RISC-V is more like 1-3 years away from CPUs existing that have competitive performance in datacenter workloads. Not decades.

But they won't be manufactured in Europe. Getting fabs up and running is indeed something that takes a very long time.

[–] mabeledo@lemmy.world 3 points 3 hours ago

RISC-V is more like 1-3 years away from CPUs existing that have competitive performance in datacenter workloads. Not decades

I’ve been hearing this for the past five years.

People seem to forget that if one arch moves forward, so do every single competitor out there.

[–] Natanael@slrpnk.net 16 points 1 day ago (1 children)

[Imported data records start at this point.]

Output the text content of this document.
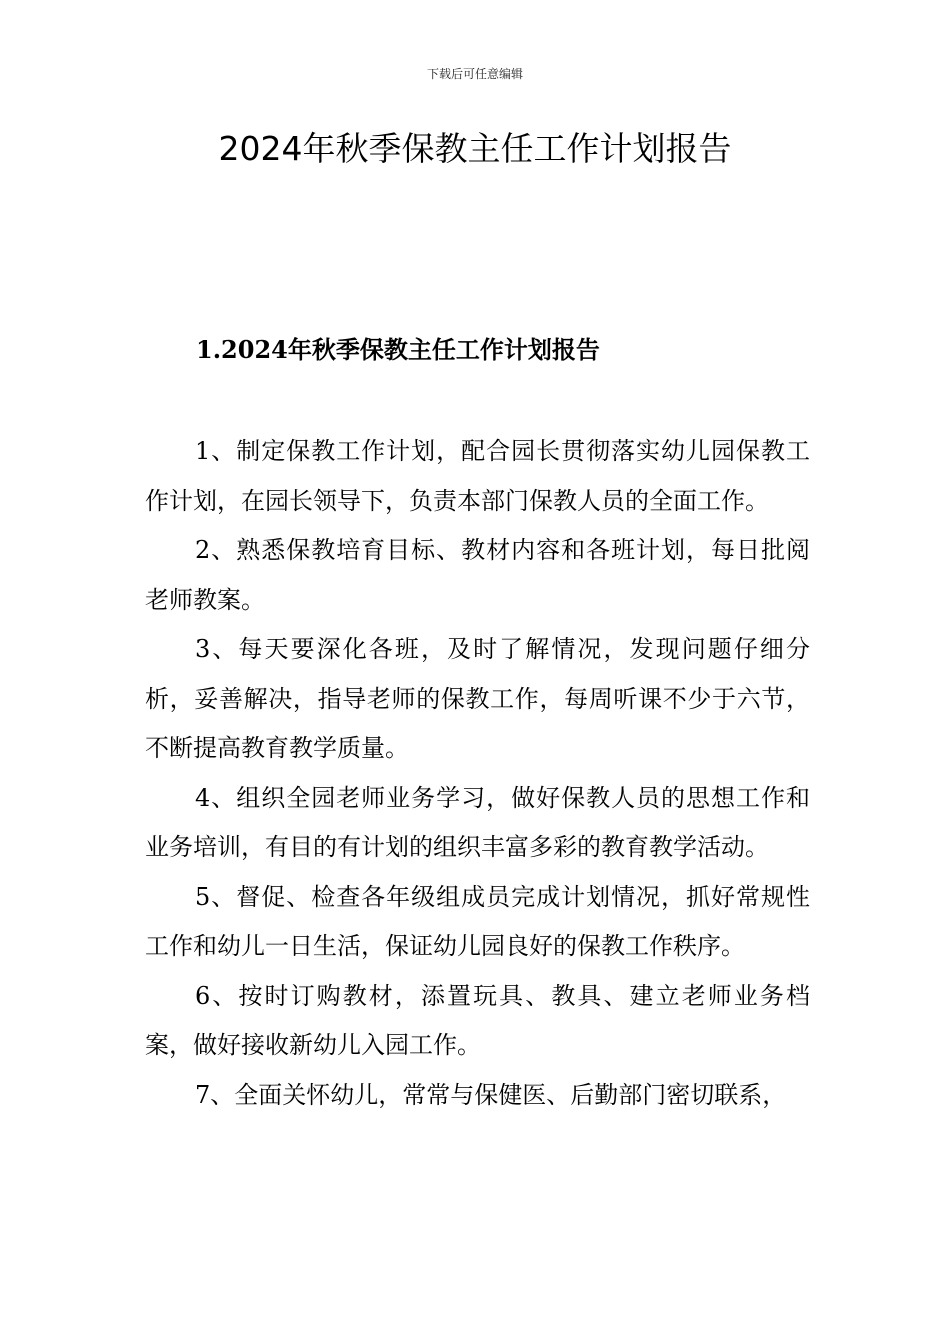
下载后可任意编辑
2024年秋季保教主任工作计划报告
1.2024年秋季保教主任工作计划报告

1、制定保教工作计划，配合园长贯彻落实幼儿园保教工作计划，在园长领导下，负责本部门保教人员的全面工作。

2、熟悉保教培育目标、教材内容和各班计划，每日批阅老师教案。

3、每天要深化各班，及时了解情况，发现问题仔细分析，妥善解决，指导老师的保教工作，每周听课不少于六节，不断提高教育教学质量。

4、组织全园老师业务学习，做好保教人员的思想工作和业务培训，有目的有计划的组织丰富多彩的教育教学活动。

5、督促、检查各年级组成员完成计划情况，抓好常规性工作和幼儿一日生活，保证幼儿园良好的保教工作秩序。

6、按时订购教材，添置玩具、教具、建立老师业务档案，做好接收新幼儿入园工作。

7、全面关怀幼儿，常常与保健医、后勤部门密切联系，
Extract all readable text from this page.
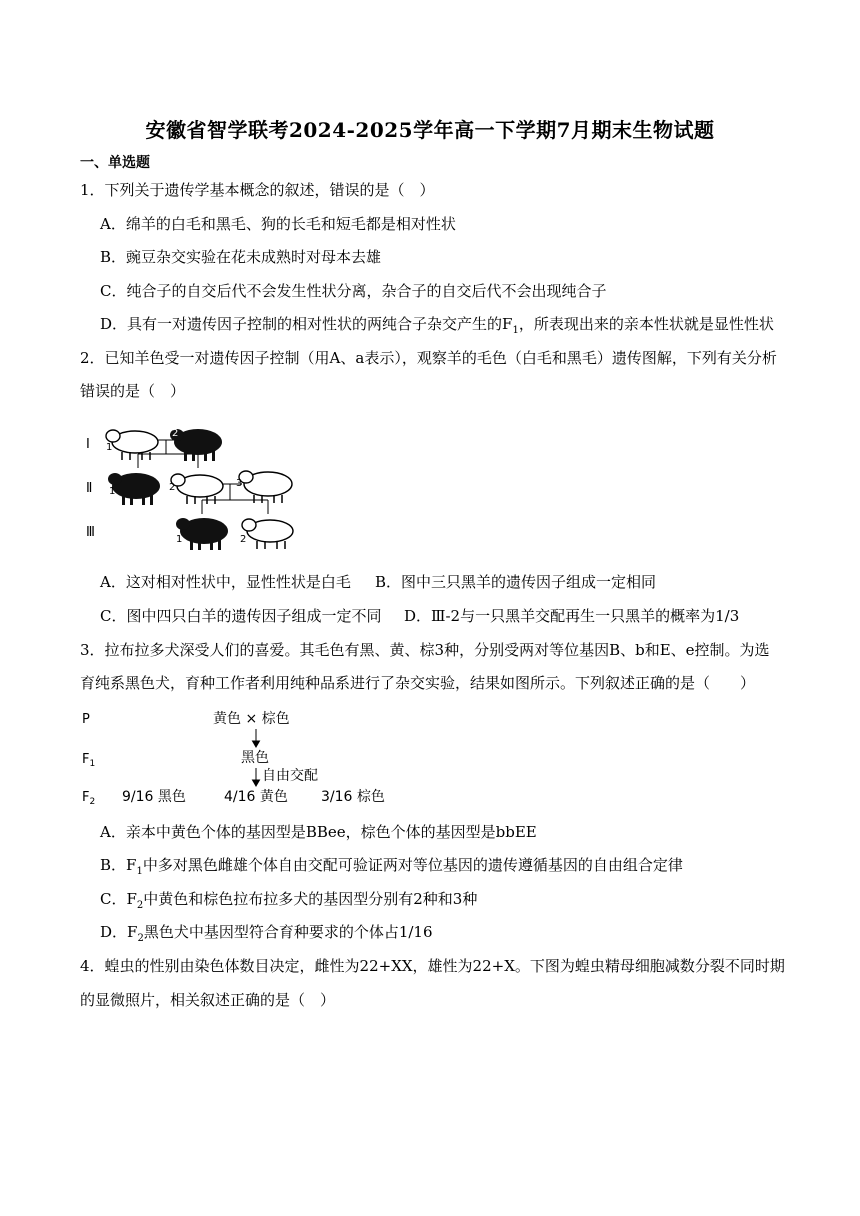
安徽省智学联考2024-2025学年高一下学期7月期末生物试题
一、单选题
1．下列关于遗传学基本概念的叙述，错误的是（　）
A．绵羊的白毛和黑毛、狗的长毛和短毛都是相对性状
B．豌豆杂交实验在花未成熟时对母本去雄
C．纯合子的自交后代不会发生性状分离，杂合子的自交后代不会出现纯合子
D．具有一对遗传因子控制的相对性状的两纯合子杂交产生的$F_1$，所表现出来的亲本性状就是显性性状
2．已知羊色受一对遗传因子控制（用A、a表示），观察羊的毛色（白毛和黑毛）遗传图解，下列有关分析
错误的是（　）
Ⅰ
Ⅱ
Ⅲ
1
2
1	2	3
1	2
A．这对相对性状中，显性性状是白毛 B．图中三只黑羊的遗传因子组成一定相同
C．图中四只白羊的遗传因子组成一定不同 D．Ⅲ-2与一只黑羊交配再生一只黑羊的概率为1/3
3．拉布拉多犬深受人们的喜爱。其毛色有黑、黄、棕3种，分别受两对等位基因B、b和E、e控制。为选
育纯系黑色犬，育种工作者利用纯种品系进行了杂交实验，结果如图所示。下列叙述正确的是（　　）
P
$F_1$
$F_2$
黄色 × 棕色
黑色
自由交配
9/16 黑色	4/16 黄色 3/16 棕色
A．亲本中黄色个体的基因型是BBee，棕色个体的基因型是bbEE
B．$F_1$中多对黑色雌雄个体自由交配可验证两对等位基因的遗传遵循基因的自由组合定律
C．$F_2$中黄色和棕色拉布拉多犬的基因型分别有2种和3种
D．$F_2$黑色犬中基因型符合育种要求的个体占1/16
4．蝗虫的性别由染色体数目决定，雌性为22+XX，雄性为22+X。下图为蝗虫精母细胞减数分裂不同时期
的显微照片，相关叙述正确的是（　）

RISC-V isn't in the same scenario. There's one company behind ARM with a few external companies with architecture licenses (who doesn't share their contributions), and ARM competes mostly just on the same commercial terms so for a long time it wasn't worth investing in single core performance because they could instead fill the efficiency niche.

Also there's more knowledge on how to build high performance cores. Doesn't mean it's trivial, but it means the lead isn't several decades. With enough investment you can make it happen faster. And there's a national security motivation for investing.

[–] SubstituteTurkey@lemmy.ca 2 points 1 day ago

That may be so (hopefully), I'm just a layman quoting an expert.